In his hands this great miracle of love is renewed, from which he is called to convert himself into witness and herald, every day more faithful ("Mane Nobiscum Domine," No. 30).

For this reason the priest must be, before all else, one who adores and contemplates the Eucharist, from the moment he celebrates the sacrament.

We know well that the validity of the sacrament does not depend on the holiness of the celebrant, but the effectiveness of the sacrament for him and for others would be greater in the measure that he lives with a profound faith, an ardent love and a fervent spirit of prayer.

During the year, the liturgy presents us as examples holy ministers of the altar, which from daily intimacy with Christ in the celebration and adoration of the Eucharist, have found the strength to imitate him.
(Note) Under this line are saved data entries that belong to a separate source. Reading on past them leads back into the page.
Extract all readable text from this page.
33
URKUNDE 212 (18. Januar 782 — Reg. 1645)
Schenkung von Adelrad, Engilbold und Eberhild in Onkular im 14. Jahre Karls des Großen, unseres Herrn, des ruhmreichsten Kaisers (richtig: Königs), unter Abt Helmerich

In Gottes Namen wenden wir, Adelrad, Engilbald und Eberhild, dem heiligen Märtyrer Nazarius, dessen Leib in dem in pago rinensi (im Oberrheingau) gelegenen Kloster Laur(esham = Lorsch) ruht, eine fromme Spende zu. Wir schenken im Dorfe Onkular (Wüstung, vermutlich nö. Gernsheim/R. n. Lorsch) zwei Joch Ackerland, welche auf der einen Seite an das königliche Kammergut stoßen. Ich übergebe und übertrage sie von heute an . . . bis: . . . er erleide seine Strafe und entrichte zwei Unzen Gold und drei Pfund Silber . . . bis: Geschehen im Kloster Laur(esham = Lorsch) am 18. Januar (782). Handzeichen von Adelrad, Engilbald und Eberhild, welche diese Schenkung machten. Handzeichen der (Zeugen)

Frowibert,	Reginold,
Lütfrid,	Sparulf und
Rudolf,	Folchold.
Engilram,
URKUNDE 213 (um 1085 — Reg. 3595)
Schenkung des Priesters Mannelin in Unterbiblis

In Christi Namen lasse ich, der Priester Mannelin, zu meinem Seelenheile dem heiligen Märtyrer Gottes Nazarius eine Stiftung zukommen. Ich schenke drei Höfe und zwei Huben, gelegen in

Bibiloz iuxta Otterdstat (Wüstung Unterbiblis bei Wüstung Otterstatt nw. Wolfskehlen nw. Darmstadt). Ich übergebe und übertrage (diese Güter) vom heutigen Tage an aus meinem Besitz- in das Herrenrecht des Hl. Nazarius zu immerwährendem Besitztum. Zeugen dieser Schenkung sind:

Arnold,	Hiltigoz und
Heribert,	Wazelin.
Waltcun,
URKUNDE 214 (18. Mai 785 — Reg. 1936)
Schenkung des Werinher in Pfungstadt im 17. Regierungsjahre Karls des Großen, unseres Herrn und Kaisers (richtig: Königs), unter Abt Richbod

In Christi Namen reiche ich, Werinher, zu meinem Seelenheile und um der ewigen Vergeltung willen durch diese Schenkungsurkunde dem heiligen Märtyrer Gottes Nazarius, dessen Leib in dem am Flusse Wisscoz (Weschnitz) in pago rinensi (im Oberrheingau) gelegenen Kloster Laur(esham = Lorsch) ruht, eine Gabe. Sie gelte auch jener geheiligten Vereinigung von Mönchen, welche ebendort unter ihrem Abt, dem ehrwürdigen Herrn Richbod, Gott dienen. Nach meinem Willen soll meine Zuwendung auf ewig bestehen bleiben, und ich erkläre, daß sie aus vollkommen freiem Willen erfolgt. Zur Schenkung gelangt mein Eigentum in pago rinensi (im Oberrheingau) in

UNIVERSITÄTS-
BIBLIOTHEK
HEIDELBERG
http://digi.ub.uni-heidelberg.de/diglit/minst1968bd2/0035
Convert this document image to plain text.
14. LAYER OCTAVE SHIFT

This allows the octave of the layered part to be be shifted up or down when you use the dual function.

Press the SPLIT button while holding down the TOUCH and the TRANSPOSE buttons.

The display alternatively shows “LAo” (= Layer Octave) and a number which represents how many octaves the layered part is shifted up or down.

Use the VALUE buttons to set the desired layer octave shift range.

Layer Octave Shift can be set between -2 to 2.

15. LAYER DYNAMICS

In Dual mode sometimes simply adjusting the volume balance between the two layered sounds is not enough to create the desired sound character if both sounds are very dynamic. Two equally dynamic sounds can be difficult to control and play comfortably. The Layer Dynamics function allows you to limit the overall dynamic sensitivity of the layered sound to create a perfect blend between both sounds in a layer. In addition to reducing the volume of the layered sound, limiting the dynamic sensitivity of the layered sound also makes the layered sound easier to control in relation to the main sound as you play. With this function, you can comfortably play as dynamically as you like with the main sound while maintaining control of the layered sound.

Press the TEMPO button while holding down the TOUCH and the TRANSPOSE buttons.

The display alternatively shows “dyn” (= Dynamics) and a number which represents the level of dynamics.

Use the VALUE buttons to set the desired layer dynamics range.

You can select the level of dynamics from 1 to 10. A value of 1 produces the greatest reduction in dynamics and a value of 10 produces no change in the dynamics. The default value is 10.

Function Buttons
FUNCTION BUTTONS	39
A few days ago we celebrated the feast of St. John Chrysostom, patriarch of Constantinople at the end of the fourth century. It was said that he had a "golden mouth" due to his extraordinary eloquence, but he was also called a "Eucharistic doctor" for the magnitude and profundity of his doctrine on the Blessed Sacrament.

The Divine Liturgy, which is more celebrated in Eastern Churches [and] carries his name and his motto -- "A man full of zeal is enough to transform an entire people" -- demonstrates the effectiveness of the action of Christ through his sacraments.

In our time, the figure of St. Pio of Pietrelcina stands out, whom we will remember next Friday. Celebrating the holy Mass, he relived with such fervor the mystery of Calvary and the faith and devotion of all. Even the stigmata that God gave to him were expressions of his intimate conformity with Jesus crucified.

Thinking of the priests who are in love with the Eucharist, it is not possible to forget St. John Mary Vianney, humble parish priest of Ars in the time of the French Revolution. With a holy life and pastoral zeal he managed to make the small town of Ars into a model Christian community animated by the Word of God and the sacraments.

We will direct ourselves now to Mary, praying in a special way for all priests of the world so that they take from this Year of the Eucharist the fruit of renewed love for the sacrament that they celebrate.

May they, through the intercession of the Virgin Mother of God, be able to always live and give testimony to the mystery that has been place in their hands for the salvation of the world.

[The Pope then greeted pilgrims in several languages. In English, he said:] I extend a warm welcome to all the English-speaking visitors present at today's Angelus. May your time here at Castel Gandolfo and your stay in Rome be filled with joy and deepen your love of the universal Church. I wish you a happy and blessed Sunday!